Tuesday 13 September 2011

Cause for abhorrence, not for pride

(UK Defence Secretary) Mr Fox will say at an arms exhibition in London he is "proud" that the UK is the world's second biggest defence exporter and that helping the firms prosper is in the national interest. [Source: BBC News]
The teaching of the Second Vatican Council's constitution Gaudium et Spes is that those who enter military service, and carry out their duties in a proper manner, "contribute to the maintenance of peace" (cf n.79). This implies a legitimacy to the reasonable production of armaments to enable them to do that task. It does not, however, legitimise a massive commercial production and export of armaments. In the context of the former confrontation between the nations of the West and the Soviet bloc, the same constitution taught (n.81):
... the arms race is one of the greatest curses on the human race and the harm it inflicts on the poor is more than can be endured. And there is every reason to fear that if it continues it will bring forth those lethal disasters which are already in preparation.
More recently, and writing in the contemporary context, the Pontifical Council for Justice and Peace has observed that (with my emphases added in bold):
Weapons cannot be considered as any other good exchanged on the global, regional or national market. Their possession, production and trade have deep ethical and social implications and they must be regulated by paying due attention to specific principles of the moral and legal order. Among the principles there is the principle of sufficiency, which allows States to possess only the means necessary to guarantee the legitimate protection of their people. [Statement on behalf of the Holy See October 2006]

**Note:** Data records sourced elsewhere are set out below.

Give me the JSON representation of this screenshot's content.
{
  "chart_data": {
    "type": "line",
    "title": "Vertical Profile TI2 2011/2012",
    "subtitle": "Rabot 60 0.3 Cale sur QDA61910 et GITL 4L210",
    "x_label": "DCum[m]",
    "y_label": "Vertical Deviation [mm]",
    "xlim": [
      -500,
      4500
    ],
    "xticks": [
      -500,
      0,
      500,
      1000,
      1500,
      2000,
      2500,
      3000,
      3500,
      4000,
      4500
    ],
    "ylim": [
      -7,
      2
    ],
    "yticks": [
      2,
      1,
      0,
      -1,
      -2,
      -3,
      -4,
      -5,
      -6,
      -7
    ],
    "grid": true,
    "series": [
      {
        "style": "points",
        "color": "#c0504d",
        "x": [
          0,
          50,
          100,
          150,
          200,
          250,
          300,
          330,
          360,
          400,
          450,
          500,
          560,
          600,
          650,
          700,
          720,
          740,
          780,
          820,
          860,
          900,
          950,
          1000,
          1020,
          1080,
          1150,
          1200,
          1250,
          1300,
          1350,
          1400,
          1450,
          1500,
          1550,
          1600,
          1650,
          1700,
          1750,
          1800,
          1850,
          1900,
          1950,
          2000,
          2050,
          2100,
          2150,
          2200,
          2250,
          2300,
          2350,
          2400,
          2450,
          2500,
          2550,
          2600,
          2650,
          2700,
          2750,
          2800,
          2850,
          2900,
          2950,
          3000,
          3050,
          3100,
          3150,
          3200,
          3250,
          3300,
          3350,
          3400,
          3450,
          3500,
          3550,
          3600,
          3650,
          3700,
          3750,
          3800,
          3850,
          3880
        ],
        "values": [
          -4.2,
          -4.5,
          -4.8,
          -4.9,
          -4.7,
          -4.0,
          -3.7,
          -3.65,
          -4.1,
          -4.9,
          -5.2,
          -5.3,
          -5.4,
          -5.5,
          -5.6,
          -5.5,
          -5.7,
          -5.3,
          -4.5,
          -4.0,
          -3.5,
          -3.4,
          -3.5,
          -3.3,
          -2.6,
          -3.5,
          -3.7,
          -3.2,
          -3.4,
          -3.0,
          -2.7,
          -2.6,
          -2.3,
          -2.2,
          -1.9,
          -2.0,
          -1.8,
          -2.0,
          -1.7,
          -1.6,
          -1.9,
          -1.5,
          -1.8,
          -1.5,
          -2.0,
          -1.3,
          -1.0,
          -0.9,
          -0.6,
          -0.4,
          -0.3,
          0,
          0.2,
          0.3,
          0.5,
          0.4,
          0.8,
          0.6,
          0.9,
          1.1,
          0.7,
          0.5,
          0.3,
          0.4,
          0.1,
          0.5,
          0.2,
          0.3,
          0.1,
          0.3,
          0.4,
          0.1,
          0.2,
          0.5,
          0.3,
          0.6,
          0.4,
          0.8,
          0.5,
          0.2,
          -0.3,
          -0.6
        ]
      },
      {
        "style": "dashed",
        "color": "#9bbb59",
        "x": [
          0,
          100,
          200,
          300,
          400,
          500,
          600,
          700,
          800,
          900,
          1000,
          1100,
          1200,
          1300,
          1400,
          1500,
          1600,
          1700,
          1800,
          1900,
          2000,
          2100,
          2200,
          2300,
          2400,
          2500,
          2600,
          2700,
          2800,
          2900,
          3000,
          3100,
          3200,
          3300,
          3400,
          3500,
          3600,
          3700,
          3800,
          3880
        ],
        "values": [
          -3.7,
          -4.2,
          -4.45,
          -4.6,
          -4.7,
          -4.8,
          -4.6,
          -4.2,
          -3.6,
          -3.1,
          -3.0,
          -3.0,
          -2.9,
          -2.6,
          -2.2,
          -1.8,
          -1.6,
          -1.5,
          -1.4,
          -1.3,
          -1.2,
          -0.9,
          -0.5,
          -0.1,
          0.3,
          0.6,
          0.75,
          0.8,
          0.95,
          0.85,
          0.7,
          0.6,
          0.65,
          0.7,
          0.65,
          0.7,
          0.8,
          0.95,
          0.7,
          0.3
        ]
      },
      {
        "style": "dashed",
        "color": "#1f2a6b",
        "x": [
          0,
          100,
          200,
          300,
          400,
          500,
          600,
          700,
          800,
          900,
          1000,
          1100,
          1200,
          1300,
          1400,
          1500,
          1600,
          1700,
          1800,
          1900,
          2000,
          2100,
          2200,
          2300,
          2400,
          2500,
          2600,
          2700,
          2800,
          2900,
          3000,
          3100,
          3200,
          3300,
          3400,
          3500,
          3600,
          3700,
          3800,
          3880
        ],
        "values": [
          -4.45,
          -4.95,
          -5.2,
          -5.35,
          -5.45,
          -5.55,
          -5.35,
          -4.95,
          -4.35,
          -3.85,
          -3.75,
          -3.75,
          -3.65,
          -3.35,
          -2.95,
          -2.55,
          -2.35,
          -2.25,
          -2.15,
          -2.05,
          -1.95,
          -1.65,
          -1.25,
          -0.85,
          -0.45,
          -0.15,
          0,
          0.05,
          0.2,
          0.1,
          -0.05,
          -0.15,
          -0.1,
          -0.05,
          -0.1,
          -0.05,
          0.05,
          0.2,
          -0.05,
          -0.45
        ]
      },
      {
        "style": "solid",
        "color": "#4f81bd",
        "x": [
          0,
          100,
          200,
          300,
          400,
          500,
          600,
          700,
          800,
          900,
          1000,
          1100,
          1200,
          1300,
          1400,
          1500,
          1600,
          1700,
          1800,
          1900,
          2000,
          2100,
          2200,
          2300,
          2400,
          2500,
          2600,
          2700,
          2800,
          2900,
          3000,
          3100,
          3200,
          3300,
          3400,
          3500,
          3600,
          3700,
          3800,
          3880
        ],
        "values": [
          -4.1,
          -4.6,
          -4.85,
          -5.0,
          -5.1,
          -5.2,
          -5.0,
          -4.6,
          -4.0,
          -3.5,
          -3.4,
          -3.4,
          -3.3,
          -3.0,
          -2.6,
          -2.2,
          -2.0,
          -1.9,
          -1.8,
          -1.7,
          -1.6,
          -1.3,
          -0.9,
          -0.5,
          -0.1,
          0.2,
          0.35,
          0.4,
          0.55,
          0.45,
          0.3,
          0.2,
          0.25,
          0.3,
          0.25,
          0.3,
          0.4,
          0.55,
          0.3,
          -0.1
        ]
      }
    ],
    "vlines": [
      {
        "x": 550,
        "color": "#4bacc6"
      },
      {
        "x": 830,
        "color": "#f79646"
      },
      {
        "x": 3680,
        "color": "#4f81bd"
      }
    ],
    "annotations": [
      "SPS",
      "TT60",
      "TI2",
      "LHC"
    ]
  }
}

The Church's social teaching proposes the goal of “general, balanced and controlled disarmament”.[1067] The enormous increase in arms represents a grave threat to stability and peace. The principle of sufficiency, by virtue of which each State may possess only the means necessary for its legitimate defence, must be applied both by States that buy arms and by those that produce and furnish them.[1068] Any excessive stockpiling or indiscriminate trading in arms cannot be morally justified. Such phenomena must also be evaluated in light of international norms regarding the non-proliferation, production, trade and use of different types of arms. Arms can never be treated like other goods exchanged on international or domestic markets....[Compendium of the Social Teaching of the Church n.508]
And referring to some of the types of weapons systems likely to be on show at the DSEI, and likely to be sold to more sizeable overseas markets:
Appropriate measures are needed to control the production, sale, importation and exportation of small arms and light weapons, armaments that facilitate many outbreaks of violence to occur. The sale and trafficking of such weapons constitute a serious threat to peace: these arms kill and are used for the most part in internal and regional conflicts; their ready availability increases both the risk of new conflicts and the intensity of those already underway. The position of States that apply severe controls on the international transfer of heavy arms while they never, or only very rarely, restrict the sale and trafficking of small arms and light weapons is an unacceptable contradiction. It is indispensable and urgent that Governments adopt appropriate measures to control the production, stockpiling, sale and trafficking of such arms [1076] in order to stop their growing proliferation, in large part among groups of combatants that are not part of the military forces of a State.[Compendium of the Social Teaching of the Church n. 511]
When the DSEI exhibition took place two years ago, I was able to take part in the protest vigil that took place the evening before the exhibition opened (see here, and scroll down to the report dated 8th September 2009); the same page reports the protest vigil that took place on 12th September 2011, with Bishop Thomas McMahon of Brentwood Diocese as one of the participants. The Defence Secretary's reported "pride" in the UK's status as the second biggest defence exporter (or, to use a more honest term, as the second biggest arms trader ) is, I believe, at best misplaced and at worst abhorrent.